Relationship of Clytia MIHR to bilaterian neuropeptide hormone GPCRs.
(A) Sequence-similarity-based clustering using Clans2 of all identified class-A GPCRs from Clytia, human (olfactory receptors excluded), and Platynereis deorphanized GPCRs [28] BLASTP p-value < 1e-40. (B) Cluster map of the largest cluster (circled in red in A), keeping only sequences that show at least 2 connections with the central cluster. BLASTP p-value < 1e-40. (C) More stringent cluster map (p-value < 1e-50) of the same sequences as in (A) plus all Nematostella GPCR-A sequences. Only clusters containing at least 5 sequences from at least 2 species were kept. All connections with p-value <1e-40 are shown. (D) Maximum likelihood analysis of the sequences contained inside the dashed area shown in (C) using RaxML (PROTGAMMAGTR) with 500 Bootstrap replicates (BR). Rhodopsin beta GPCRs are rooted against rhodopsin gamma GPCRs [37]. Tree file provided in S2 Fig. Color code: Homo sapiens: blue, Platynereis dumerilli: green, Nematostella vectensis: black, Clytia: orange. Red star: Clytia MIHR. FSH, follicle-stimulating hormone; GnRH, gonadotropin-releasing hormone; GPCR, G protein–coupled receptor; GPR3, G protein–coupled receptor 3; LH, luteinizing hormone; MIHR, MIH receptor; NPY, neuropeptide Y; P2Y, purinoceptor; QRFP, pyroglutamylated RFamide peptide.
Fig 7.
Schematic comparison of GPCR regulation of Clytia and vertebrate oocyte maturation.
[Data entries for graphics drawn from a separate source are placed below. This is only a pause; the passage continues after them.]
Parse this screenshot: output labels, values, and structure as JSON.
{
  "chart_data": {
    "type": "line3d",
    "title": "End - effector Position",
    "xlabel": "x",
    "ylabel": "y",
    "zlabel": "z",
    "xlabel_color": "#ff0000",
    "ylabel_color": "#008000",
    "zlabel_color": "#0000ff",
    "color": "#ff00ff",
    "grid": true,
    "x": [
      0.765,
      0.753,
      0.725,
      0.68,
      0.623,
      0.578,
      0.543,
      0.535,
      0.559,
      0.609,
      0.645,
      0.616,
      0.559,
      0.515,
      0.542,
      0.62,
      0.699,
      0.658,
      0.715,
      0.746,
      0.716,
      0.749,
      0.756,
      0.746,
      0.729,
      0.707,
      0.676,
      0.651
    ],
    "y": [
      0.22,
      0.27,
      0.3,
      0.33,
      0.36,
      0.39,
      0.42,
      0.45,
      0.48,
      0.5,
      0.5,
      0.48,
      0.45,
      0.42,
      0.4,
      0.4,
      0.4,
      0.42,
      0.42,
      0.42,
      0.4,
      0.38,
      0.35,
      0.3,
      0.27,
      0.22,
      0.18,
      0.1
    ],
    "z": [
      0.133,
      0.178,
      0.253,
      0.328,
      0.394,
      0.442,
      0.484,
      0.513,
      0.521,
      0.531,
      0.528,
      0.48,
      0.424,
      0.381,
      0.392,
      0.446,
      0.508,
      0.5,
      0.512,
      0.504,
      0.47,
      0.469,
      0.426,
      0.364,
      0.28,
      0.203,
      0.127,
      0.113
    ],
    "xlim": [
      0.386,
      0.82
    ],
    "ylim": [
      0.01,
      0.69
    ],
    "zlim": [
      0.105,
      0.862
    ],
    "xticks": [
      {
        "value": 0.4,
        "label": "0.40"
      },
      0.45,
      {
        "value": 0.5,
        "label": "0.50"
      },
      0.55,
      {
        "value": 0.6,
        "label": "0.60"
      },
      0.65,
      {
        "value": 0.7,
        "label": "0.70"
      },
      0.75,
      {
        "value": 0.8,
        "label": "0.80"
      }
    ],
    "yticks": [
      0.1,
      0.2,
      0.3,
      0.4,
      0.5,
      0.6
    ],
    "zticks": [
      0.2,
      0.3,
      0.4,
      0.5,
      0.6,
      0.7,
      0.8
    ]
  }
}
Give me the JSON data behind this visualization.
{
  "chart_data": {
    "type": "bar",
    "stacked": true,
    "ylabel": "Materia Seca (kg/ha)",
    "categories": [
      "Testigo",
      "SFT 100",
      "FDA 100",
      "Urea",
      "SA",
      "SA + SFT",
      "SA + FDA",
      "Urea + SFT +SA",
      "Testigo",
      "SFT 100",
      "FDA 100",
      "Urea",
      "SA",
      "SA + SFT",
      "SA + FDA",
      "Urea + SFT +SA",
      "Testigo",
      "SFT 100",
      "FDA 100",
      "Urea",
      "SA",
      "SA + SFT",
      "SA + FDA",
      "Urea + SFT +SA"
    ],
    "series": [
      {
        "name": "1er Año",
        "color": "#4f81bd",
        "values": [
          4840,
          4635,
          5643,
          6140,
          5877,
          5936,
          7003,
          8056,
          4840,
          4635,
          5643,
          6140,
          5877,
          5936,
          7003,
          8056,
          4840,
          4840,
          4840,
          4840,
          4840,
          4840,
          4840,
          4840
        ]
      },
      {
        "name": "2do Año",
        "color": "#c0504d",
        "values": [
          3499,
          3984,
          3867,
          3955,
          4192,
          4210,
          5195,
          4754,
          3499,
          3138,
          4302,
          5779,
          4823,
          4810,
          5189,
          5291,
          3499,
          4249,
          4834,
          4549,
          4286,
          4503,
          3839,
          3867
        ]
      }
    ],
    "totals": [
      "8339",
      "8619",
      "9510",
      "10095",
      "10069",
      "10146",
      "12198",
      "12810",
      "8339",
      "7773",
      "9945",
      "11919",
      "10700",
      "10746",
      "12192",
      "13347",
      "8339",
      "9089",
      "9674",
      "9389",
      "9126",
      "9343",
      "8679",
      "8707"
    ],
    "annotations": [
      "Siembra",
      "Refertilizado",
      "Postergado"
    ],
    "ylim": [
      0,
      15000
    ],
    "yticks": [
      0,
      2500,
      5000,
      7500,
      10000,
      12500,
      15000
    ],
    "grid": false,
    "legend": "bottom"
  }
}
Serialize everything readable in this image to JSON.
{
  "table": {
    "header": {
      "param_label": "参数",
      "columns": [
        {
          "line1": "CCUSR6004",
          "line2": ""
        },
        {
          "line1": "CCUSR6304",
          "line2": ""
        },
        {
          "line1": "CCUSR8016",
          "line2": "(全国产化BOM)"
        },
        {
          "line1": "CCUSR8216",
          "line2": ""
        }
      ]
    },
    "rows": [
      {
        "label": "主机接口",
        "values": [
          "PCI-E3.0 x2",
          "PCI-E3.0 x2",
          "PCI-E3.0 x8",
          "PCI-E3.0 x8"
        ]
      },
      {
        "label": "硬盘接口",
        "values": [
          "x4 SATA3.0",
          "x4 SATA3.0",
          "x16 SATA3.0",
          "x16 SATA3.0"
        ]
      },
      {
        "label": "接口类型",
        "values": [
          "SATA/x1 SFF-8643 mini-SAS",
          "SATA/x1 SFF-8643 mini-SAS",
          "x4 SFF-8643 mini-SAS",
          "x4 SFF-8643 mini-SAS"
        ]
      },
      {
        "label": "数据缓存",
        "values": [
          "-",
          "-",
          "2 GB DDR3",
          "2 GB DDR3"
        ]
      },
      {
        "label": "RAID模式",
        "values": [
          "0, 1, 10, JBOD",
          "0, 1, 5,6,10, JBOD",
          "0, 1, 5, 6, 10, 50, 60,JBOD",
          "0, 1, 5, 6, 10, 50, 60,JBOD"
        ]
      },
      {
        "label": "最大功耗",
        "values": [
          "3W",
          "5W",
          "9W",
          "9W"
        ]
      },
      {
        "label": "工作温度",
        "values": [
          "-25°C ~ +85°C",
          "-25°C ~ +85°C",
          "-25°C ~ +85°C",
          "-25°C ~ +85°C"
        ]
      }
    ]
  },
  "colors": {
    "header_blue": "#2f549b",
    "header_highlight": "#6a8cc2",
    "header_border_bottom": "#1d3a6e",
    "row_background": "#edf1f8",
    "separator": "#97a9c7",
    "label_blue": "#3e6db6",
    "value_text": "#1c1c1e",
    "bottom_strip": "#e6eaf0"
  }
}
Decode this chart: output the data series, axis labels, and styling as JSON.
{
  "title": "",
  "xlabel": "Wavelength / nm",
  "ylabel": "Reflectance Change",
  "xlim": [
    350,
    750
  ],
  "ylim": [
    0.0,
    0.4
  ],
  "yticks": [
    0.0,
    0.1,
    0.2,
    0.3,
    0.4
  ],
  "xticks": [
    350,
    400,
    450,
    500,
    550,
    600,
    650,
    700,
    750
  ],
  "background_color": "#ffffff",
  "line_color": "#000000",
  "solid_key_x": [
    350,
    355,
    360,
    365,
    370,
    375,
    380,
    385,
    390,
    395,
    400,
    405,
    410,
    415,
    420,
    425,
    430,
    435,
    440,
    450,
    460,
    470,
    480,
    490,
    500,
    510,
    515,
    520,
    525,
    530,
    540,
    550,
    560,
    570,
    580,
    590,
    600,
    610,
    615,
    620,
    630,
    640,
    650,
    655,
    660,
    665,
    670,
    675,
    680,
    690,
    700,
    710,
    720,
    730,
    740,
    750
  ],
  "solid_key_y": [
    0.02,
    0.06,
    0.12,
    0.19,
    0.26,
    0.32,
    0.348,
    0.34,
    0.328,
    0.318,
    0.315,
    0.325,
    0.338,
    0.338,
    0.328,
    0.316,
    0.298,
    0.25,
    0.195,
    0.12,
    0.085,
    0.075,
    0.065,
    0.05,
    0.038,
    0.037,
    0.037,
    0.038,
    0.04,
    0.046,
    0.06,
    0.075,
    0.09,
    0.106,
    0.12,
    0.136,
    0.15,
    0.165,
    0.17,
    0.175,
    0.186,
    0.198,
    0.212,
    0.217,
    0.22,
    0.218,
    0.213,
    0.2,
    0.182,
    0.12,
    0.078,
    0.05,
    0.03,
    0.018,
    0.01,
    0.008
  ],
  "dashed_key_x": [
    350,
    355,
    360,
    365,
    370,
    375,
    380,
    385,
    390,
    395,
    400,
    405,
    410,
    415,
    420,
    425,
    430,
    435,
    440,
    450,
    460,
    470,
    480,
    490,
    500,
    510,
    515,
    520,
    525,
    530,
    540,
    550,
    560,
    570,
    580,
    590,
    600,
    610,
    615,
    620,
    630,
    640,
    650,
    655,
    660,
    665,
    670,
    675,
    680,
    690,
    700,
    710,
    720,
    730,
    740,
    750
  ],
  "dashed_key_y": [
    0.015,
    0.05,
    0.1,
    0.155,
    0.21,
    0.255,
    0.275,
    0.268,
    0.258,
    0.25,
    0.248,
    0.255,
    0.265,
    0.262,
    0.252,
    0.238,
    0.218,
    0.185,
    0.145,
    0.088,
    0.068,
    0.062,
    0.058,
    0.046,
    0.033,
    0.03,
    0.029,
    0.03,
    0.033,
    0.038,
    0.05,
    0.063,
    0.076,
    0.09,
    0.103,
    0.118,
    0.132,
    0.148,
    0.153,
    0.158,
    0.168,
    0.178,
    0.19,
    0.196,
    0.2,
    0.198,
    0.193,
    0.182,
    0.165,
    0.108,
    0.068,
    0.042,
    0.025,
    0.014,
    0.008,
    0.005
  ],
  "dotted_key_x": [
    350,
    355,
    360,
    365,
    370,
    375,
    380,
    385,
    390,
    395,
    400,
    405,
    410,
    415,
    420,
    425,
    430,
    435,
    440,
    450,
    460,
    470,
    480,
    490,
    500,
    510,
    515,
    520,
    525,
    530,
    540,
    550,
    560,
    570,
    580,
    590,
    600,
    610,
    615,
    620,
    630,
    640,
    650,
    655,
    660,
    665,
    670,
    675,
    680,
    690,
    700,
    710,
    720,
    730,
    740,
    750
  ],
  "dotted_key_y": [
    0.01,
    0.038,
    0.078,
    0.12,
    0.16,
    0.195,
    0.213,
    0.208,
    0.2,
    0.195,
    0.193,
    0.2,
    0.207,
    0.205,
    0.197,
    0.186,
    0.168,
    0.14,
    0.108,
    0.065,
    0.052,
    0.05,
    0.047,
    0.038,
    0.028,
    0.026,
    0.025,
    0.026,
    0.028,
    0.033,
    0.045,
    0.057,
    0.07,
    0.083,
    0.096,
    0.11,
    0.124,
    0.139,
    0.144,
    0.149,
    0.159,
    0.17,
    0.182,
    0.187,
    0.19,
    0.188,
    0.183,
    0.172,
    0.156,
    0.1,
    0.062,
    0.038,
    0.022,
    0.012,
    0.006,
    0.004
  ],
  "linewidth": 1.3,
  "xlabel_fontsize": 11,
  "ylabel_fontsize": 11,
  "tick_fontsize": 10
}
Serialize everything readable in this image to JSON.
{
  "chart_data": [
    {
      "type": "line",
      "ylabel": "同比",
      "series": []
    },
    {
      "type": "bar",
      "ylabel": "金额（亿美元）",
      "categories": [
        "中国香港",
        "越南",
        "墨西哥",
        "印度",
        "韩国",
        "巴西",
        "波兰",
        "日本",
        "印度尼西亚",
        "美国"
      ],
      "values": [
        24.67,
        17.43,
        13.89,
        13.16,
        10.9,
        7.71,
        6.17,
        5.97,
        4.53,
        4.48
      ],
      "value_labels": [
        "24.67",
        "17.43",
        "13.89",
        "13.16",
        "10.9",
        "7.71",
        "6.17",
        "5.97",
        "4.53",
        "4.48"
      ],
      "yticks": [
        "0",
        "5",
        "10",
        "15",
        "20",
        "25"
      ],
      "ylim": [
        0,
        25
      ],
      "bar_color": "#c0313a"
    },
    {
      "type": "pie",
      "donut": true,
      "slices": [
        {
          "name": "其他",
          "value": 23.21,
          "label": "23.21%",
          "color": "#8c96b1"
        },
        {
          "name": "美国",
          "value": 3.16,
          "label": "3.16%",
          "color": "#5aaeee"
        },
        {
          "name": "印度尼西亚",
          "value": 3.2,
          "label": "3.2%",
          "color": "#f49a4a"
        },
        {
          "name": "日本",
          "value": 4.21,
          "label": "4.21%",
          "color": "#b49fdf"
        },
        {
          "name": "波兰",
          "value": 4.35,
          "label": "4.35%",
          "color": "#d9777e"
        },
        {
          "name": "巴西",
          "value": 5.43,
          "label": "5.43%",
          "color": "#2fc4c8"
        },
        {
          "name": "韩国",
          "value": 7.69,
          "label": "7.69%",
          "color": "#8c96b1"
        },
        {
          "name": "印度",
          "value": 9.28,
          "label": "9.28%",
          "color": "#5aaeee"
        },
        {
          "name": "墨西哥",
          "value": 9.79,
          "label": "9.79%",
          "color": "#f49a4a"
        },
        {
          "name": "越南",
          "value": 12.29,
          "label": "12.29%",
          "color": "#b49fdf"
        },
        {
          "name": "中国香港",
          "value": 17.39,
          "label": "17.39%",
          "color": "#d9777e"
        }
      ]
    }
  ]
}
Simplified view of the tissues, hormones, and receptors involved in regulating oocyte maturation in Clytia and in fish/amphibians and mammals. For simplicity, we have not included protostome or echinoderm models. The principle peptide hormones of the reproductive hypothalamus-pituitary-gonadal axis (GnRH and LH/FSH) are in pink, and those for which the receptors group phylogenetically with Clytia MIHR in “Group A” (Fig 6) are in purple. Peptide hormones: Clytia MIH, Neuropeptide Y (NPY), GnIH, GnRH, LH, QRFP, NkB, and C-type natriuretic peptide (CNP). All their receptors, except the guanylyl cyclase natriuretic peptide receptor 2 (NPR2) activated by CNP, are GPCRs (green). Constitutively active (CA) GPCRs in vertebrate oocytes maintain cytoplasmic cAMP levels high prior to maturation. In mouse oocytes, a cAMP decrease upon hormone stimulation triggers maturation; however, in fish and frog oocytes the degree and role of this decrease is debated. Several types of oocytes receptor (orange) may respond to steroid hormones (Pg) in different species of amphibians and fish, but the relative importance of multiple downstream signalling pathways remains to be clarified [1,43,44,45,46]. See text for discussion. CNP, C-type natriuretic peptide; FSH, follicle-stimulating hormone; GnIH, gonadotropin inhibitory hormone; GnRH, gonadotropin-releasing hormone; GPCR, G protein–coupled receptor; LH, luteinizing hormone; LHR, lutenizing hormone receptor; MIH, maturation-inducing hormone; MIHR, MIH receptor; NkB, neurokinin B; QRFP, pyroglutamylated RFamide peptide.